Obama administration highlights ways to protect assets of same-sex couples

“Medicaid gives states remarkable flexibility to set these kinds of policies,” said Cindy Mann, the Centers’ deputy administrator, said in a written release. “We want to assure states that they are within the law when they make the choice to extend equal financial rights and protections to all of their citizens receiving Medicaid services, regardless of sexual orientation.”

The first situation the letter addresses concerns a provision of the Social Security Act that allows states to impose liens on a Medicaid beneficiary’s property if a court determines benefits were improperly paid or where that recipient is institutionalized and not expected to be able to return home. The statute specifies that states may not impose such liens if that property is occupied by a spouse, a minor child, or a blind or disabled child of any age.

The administration’s letter suggests states could voluntarily decide not to impose liens on property occupied by a Medicaid recipient’s same-sex spouse or domestic partner. In fact, the Obama administration encourages states to amend their Medicaid plans to make this remedy explicit.

The second situation concerns the penalties imposed on Medicaid recipients who hasten their benefits eligibility by spending down their assets in transfers made at less than fair-market value. When the government discovers such transactions, it imposes penalties in the form of ineligibility time periods, but there are exceptions in cases of asset transfers to spouses and in certain “undue hardship” situations.

The federal government advises that transfers to same-sex spouses and domestic partners can be covered as such a hardship situation.

Finally, federal law lays out conditions under which state Medicaid programs can seek recovery against the estates of deceased Medicaid beneficiaries to recoup benefit expenses, but that action is authorized only if there is no surviving spouse or minor or disabled child. Again, there is also an undue hardship exception, which the administration says states have the discretion to apply to surviving same-sex partners.

Though highly technical, these remedies can be crucial for families affected, and the Medicaid letter is another in a long and growing list of instances in which the Obama administration has combed existing law and regulations to recognize and provide benefits to same-sex partners and their families.

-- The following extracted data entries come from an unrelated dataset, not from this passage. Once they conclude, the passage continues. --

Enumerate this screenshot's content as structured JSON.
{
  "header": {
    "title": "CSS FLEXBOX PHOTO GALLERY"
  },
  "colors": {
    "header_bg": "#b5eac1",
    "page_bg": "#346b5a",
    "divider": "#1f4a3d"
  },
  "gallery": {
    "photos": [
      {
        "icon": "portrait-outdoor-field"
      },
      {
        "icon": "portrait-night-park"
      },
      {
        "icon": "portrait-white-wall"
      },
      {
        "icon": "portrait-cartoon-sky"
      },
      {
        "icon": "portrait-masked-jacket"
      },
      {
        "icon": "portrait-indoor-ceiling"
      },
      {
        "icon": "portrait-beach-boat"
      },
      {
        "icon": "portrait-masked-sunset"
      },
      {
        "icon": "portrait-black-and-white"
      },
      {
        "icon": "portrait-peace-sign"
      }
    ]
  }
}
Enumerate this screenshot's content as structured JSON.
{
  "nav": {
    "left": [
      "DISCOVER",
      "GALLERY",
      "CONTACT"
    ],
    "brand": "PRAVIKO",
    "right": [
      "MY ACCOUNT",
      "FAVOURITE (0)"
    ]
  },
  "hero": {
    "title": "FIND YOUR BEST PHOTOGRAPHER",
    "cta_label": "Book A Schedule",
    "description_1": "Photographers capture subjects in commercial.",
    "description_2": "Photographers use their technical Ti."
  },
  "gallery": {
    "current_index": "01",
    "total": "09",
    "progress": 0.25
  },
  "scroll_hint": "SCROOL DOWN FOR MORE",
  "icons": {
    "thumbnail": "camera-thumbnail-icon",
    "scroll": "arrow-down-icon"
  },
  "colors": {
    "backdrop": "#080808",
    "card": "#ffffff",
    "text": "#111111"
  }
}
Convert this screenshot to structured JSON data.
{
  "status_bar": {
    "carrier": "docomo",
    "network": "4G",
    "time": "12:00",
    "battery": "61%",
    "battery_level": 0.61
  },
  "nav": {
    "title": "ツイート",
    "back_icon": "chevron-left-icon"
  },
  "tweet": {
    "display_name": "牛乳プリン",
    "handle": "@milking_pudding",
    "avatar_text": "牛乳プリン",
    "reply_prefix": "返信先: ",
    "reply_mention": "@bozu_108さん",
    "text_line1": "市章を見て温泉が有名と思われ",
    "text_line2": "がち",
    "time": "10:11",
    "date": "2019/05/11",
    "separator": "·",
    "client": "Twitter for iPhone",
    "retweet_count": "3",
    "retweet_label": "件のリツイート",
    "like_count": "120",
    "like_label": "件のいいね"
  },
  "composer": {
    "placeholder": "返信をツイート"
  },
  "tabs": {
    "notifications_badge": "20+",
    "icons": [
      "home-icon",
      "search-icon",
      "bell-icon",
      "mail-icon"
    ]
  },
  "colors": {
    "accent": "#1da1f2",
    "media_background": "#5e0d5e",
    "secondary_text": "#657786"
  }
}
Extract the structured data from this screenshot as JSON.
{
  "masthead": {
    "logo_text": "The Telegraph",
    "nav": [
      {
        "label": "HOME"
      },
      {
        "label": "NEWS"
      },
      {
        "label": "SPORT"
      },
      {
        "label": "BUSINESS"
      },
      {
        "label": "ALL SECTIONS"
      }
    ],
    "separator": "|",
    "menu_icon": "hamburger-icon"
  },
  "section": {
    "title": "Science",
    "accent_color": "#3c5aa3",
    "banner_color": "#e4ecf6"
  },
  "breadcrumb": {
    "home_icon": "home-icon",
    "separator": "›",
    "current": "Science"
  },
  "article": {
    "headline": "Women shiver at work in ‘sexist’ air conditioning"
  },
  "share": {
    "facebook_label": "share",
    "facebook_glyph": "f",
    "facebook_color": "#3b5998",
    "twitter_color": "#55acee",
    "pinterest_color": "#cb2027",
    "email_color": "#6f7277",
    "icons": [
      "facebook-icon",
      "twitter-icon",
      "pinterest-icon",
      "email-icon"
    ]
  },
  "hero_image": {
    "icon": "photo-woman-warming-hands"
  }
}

Because of the Defense of Marriage Act, the administration’s efforts remain limited, and some gay rights opponents may argue Obama is pushing the limits and has perhaps gone over the line. Election of a Republican president in 2012 could lead to a pullback in reforms the president has initiated, just as the Bush administration retreated on the protections for gay federal employees earlier pioneered by the Clinton administration.

One area, however, where the administration has yet to move decisively is in dealing with the status of binational same-sex partners. Although it has voluntarily suspended deportation of surviving different-sex spouses of US nationals –– pending legislative action to deal with a gaping hole in existing law –– it has refused to commit to halting removal of same-sex partners, insisting that any definitive action must await comprehensive immigration reform.

As with Medicaid, however, DOMA could be construed as not being an absolute bar to exercising discretion under the rubric of “undue hardship.” In South Africa, for example, the Constitutional Court ruled this is an issue involving the right of intimate association of a citizen who does not want to be forcibly parted from his or her same-sex partner. The Department of Justice could adopt similar reasoning to suspend deportations in cases of documented committed same-sex partners.

Perhaps Attorney General Eric Holder’s recent intervention in one such deportation case –– involving a couple in a New Jersey civil union –– suggests this other shoe is soon to drop, but so far the Justice Department has denied that action signals a more general change in policy.